The Mexican bailout was much larger than earlier ventures. It led to the IMF being viewed as a lender of last resort, a function it was not equipped to perform. It also led to the expectations I have referred to that helped to produce the Asian crisis.

When that crisis broke, the IMF committed itself to more than $100 billion in loans to the countries involved, subject to conditions on government budgets, monetary policies, banking regulations, and the like. Many observers, myself included, believe that much of the advice was based on the IMF’s experience with countries whose problems derived from excessive government spending and budgets and was not appropriate to East Asia, where the problem was not a fiscal crisis but a banking crisis.

Two points stand out from this analysis. First, of the three possible exchange-rate regimes for a developing country, either a truly fixed rate with no national central bank or a floating rate plus a national central bank is preferable to a pegged exchange rate. That lesson emerges clearly from the East Asian episode but is also supported by much earlier experience. It is less clear which of the two extremes is preferable, for it depends on the characteristics of the country involved and whether it has a major trading partner that has established a good record for stable monetary policy and so provides a desirable currency to link to.

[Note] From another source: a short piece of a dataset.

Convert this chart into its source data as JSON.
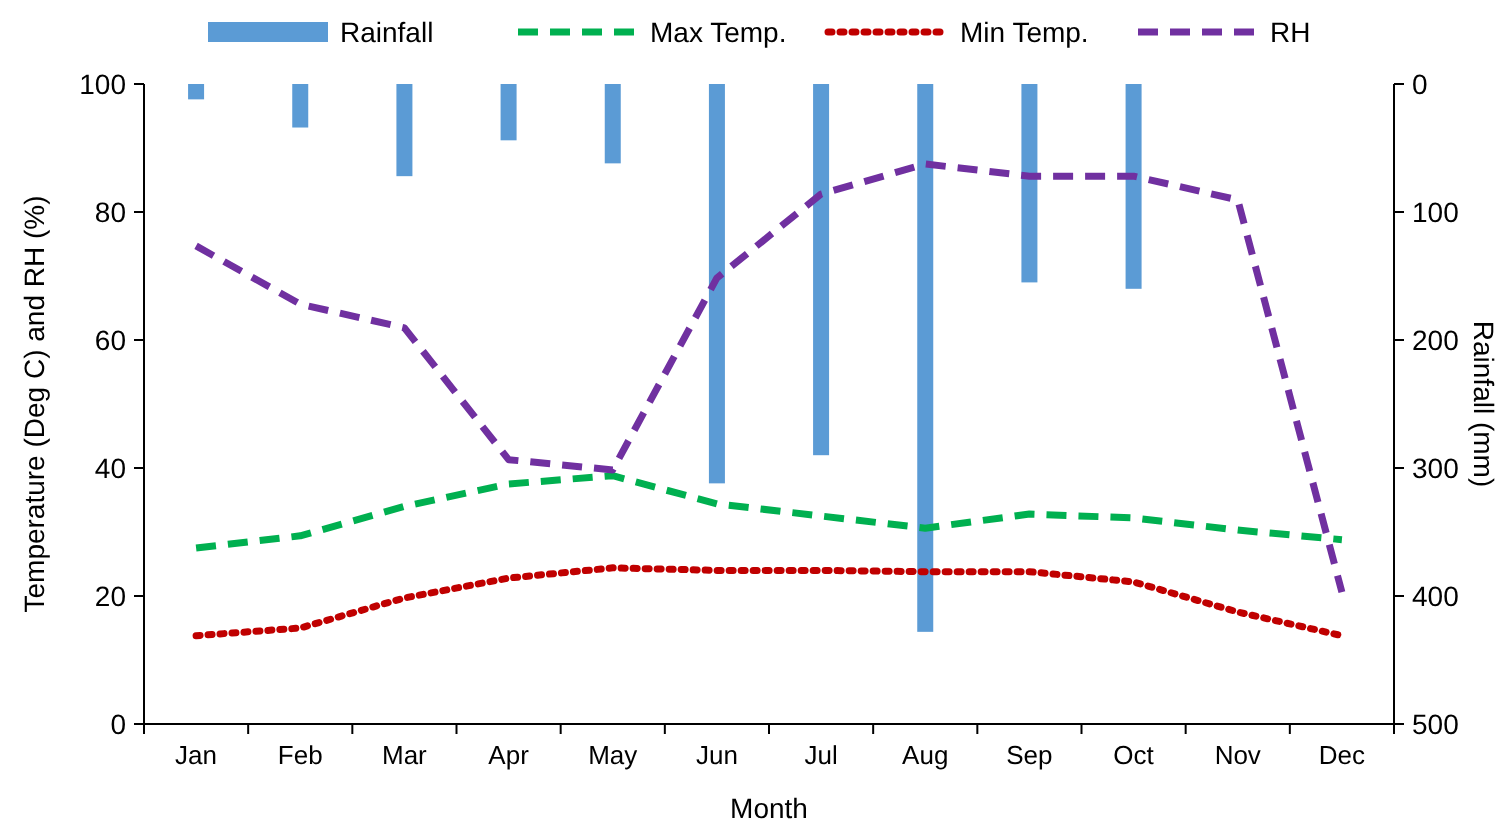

Second, the IMF has been a destabilizing factor in East Asia, not so much because of the conditions it imposed on clients, whether good or bad, as by sheltering private financial institutions from the consequences of unwise investments. It is not too much to say that, had there been no IMF, there would have been no East Asia crisis, though countries might have had internal crises—as with Japan, whose troubles cannot be blamed on the IMF.